Spanyol mundur dari kesepakatan pembelian senjata dengan tanah Israel

Jenewa – otoritas Spanyol pada Kamis (25/4) membatalkan sebuah kontrak pembelian senjata yang mana kontroversial dengan perusahaan tanah Israel menyusul tekanan dari mitra koalisi pemerintah.
"Anda tak boleh berbisnis dengan pihak yang mana melanggar hukum internasional ketika mereka itu membantai rakyat Palestina," demikian pernyataan dari Partai Sumar, mitra koalisi tersebut, melalui media sosial Bluesky.
Seraya menegaskan perannya di menyokong pembatalan kontrak tersebut, Partai Sumar yang digunakan berhaluan kiri itu menyatakan bahwa merek "mendesaknya secara tegas demi koherensi, demi keadilan, juga demi Palestina".
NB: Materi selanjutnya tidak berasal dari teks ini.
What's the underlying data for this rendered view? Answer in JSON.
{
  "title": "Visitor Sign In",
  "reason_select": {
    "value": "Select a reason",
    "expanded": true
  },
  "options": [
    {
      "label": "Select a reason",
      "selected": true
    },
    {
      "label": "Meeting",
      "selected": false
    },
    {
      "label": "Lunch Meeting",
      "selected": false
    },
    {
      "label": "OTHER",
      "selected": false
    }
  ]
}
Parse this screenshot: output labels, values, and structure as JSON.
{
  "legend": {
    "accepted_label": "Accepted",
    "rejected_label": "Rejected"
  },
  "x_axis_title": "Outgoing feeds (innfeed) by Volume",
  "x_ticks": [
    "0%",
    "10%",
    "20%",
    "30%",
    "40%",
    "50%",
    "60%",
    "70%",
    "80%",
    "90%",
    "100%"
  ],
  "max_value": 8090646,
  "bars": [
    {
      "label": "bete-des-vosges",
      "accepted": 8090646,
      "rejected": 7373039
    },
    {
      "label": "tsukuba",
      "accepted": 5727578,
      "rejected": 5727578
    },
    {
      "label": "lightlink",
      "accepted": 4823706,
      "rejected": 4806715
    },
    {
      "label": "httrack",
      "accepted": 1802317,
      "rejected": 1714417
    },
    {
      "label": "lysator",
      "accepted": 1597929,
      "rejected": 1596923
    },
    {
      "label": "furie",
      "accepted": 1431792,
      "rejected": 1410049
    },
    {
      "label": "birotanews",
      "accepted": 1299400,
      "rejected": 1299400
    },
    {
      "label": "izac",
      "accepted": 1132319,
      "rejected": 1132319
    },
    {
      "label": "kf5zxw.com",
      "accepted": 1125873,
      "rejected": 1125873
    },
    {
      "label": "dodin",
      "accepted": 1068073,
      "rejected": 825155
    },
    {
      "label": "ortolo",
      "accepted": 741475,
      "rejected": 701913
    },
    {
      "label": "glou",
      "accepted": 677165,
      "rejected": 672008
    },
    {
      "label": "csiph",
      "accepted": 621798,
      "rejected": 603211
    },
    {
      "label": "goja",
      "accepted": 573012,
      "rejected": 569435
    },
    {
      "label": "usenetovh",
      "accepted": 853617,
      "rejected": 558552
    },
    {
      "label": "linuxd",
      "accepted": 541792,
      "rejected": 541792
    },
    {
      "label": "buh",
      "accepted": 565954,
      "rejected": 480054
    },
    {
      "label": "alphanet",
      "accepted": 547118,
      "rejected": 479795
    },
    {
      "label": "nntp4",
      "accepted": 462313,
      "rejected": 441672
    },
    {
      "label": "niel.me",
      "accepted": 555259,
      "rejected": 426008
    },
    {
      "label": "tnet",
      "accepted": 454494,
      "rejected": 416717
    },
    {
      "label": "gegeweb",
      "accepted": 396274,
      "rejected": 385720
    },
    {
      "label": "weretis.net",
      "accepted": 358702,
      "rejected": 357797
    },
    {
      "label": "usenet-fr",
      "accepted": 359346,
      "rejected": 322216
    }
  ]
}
Kontrak yang dimaksud bernilai lebih banyak dari 6 jt euro lebih tinggi yang dimaksud meliputi pembelian 15 jt butir peluru 9mm untuk korps Guardia Civil dari perusahaan Guardian Homeland Security S.A., anak perusahaan IMI Systems dari Israel, menurut harian El Diario.
Namun demikian, kontrak yang dimaksud telah dilakukan dicantumkan pada Lembaran Negara Spanyol (BOE) awal pekan ini walau pemerintah sempat berjanji membatalkannya.
Kabar ditekennya kontrak yang disebutkan menyebabkan ketegangan pada pemerintahan Spanyol usai Partai Sumar yang dimaksud menjadi mitra koalisi mengecamnya sebagai "pelanggaran terang-terangan" terhadap kesepakatan koalisi, Rabu (24/4).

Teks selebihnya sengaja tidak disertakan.